Braun hatte vor dem Auslaufen die Mannschaft interessiert gemustert. Es waren kräftige Burschen aus verschiedenen Ländern, die meisten schienen ziemlich zerlumpt und heruntergekommen. Sie trugen alle ein wamsartiges helles Hemd über einer meist mit vielen Flicken versehenen braunen Pumphose. Bei einigen hatte sich bald gezeigt, dass es nicht ihre erste Seereise war. Kapitän Johann Petersohn von Hoorn, ein kräftiger Kerl mit schwarzem Bart und ernsten, schwarzen Augen, wusste sofort alle zu beschäftigen, damit keine Langeweile aufkommen konnte, denn bei den engen Verhältnissen wäre sonst rasch Streit entstanden.
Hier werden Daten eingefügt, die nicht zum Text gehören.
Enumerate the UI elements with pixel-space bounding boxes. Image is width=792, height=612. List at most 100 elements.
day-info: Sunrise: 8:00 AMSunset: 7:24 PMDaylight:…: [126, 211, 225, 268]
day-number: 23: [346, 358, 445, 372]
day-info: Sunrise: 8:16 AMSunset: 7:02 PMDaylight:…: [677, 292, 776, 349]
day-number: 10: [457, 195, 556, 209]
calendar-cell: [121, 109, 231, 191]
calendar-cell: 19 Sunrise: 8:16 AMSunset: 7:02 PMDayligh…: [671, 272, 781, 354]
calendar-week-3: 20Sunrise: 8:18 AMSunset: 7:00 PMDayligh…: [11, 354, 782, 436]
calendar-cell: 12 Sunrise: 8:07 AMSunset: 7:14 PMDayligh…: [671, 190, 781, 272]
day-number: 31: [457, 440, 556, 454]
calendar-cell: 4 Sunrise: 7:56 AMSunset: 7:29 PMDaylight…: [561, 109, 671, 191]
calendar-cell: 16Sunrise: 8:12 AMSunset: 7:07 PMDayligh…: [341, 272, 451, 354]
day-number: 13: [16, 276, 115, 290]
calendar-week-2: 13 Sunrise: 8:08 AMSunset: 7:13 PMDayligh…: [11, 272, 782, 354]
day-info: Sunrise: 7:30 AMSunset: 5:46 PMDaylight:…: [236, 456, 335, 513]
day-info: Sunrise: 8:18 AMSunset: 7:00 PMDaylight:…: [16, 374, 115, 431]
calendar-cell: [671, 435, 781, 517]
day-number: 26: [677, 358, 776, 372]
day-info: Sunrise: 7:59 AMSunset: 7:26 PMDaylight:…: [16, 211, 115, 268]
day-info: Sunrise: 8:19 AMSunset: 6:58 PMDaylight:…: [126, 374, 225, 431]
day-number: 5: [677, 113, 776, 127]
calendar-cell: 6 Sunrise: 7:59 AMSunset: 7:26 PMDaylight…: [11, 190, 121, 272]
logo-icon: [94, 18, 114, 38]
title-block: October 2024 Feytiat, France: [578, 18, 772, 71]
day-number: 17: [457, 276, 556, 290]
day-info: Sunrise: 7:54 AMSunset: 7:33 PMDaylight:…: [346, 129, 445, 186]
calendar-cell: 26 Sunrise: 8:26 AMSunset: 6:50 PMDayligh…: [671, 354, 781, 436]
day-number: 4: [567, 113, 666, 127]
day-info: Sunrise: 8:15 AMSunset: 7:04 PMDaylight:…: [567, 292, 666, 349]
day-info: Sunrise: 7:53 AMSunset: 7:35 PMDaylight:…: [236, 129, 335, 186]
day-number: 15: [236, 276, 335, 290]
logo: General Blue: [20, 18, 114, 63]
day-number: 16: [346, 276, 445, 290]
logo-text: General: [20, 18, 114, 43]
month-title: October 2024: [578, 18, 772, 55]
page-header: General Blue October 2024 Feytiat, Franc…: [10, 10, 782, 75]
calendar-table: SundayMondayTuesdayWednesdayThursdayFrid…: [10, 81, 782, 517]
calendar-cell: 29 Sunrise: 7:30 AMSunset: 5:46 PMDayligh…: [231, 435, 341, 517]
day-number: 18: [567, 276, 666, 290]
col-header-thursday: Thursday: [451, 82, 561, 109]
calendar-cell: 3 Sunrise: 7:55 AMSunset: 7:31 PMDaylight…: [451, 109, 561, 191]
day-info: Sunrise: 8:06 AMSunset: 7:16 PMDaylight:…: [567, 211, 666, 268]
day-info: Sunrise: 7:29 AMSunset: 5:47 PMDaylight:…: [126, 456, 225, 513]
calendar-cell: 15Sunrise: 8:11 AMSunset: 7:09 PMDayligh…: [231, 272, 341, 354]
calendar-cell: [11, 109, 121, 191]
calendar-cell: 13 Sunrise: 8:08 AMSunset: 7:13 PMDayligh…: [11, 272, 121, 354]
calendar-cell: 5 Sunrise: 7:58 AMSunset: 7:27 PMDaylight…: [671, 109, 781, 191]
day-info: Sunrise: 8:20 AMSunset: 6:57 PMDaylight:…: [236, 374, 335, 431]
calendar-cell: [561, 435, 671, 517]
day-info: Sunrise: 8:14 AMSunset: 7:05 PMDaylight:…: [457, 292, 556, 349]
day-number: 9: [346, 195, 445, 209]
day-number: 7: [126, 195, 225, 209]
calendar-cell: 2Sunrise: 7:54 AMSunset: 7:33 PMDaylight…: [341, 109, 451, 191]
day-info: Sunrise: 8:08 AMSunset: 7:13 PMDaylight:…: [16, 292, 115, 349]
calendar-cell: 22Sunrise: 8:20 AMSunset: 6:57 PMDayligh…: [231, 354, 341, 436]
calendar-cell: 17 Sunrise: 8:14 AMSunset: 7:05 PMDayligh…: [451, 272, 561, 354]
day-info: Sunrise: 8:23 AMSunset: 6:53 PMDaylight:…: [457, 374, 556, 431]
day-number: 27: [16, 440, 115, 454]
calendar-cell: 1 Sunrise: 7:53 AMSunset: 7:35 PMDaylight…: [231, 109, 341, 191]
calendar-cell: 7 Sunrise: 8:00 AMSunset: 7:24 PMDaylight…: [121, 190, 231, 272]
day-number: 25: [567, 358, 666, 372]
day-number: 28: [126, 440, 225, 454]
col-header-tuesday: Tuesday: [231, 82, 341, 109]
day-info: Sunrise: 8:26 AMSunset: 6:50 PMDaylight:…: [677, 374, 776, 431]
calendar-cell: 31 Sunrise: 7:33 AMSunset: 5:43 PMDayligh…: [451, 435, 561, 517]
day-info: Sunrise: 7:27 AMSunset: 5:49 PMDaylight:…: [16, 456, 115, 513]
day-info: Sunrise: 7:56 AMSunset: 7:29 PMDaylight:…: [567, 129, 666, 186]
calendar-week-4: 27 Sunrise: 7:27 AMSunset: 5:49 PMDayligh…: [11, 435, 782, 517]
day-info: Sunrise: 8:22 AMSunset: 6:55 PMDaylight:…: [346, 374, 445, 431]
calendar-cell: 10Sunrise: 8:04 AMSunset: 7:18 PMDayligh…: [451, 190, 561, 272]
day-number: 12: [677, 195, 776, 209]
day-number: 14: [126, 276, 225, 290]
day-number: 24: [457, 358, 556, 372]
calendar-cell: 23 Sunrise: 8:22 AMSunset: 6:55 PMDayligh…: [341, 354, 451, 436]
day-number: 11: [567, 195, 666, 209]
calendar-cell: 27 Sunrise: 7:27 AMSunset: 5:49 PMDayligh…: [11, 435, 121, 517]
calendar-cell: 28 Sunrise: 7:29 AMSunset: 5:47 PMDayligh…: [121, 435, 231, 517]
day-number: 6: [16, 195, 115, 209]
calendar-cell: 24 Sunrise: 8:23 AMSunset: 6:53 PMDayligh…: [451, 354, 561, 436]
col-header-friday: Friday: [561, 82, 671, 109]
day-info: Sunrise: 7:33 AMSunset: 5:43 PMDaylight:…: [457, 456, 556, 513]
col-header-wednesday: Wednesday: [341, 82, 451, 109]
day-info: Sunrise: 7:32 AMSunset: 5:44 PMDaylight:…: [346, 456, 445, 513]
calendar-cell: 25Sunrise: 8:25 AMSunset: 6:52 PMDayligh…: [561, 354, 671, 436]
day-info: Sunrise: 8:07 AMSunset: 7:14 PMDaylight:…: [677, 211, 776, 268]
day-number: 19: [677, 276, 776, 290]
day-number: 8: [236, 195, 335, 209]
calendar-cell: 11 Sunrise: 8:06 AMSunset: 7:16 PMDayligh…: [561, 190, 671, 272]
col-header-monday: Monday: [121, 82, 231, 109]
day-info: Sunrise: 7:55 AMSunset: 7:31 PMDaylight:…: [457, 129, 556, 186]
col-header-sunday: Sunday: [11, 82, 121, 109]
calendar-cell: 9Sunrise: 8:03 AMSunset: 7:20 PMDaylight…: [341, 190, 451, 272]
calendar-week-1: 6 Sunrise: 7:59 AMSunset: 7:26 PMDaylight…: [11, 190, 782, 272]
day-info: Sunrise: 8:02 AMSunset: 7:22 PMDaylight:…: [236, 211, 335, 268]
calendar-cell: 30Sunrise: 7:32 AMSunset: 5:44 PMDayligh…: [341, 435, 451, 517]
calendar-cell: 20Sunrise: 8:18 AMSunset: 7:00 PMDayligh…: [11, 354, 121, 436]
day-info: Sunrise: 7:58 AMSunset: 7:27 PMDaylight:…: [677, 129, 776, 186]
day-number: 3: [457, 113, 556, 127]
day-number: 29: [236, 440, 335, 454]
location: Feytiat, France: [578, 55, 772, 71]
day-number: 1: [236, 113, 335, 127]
Er war sowieso kaum zu vermeiden. Das hatte sich schon in den ersten Tagen gezeigt. Eine böse Prügelei war wegen etwas Belanglosem entstanden, aber Kapitän Petersohn hatte die zwei Raufbolde gleich hart angefasst und Braun danach die Blessuren verarzten lassen. Kapitän Petersohn war eine imponierende Gestalt, hart und unerbittlich, aber gerecht. Er war ein leutseliger Mensch, strahlte stets grosse Ruhe aus, ein alter Fuchs. Das war wichtig, denn wer konnte schon wissen, was sie noch erwartete?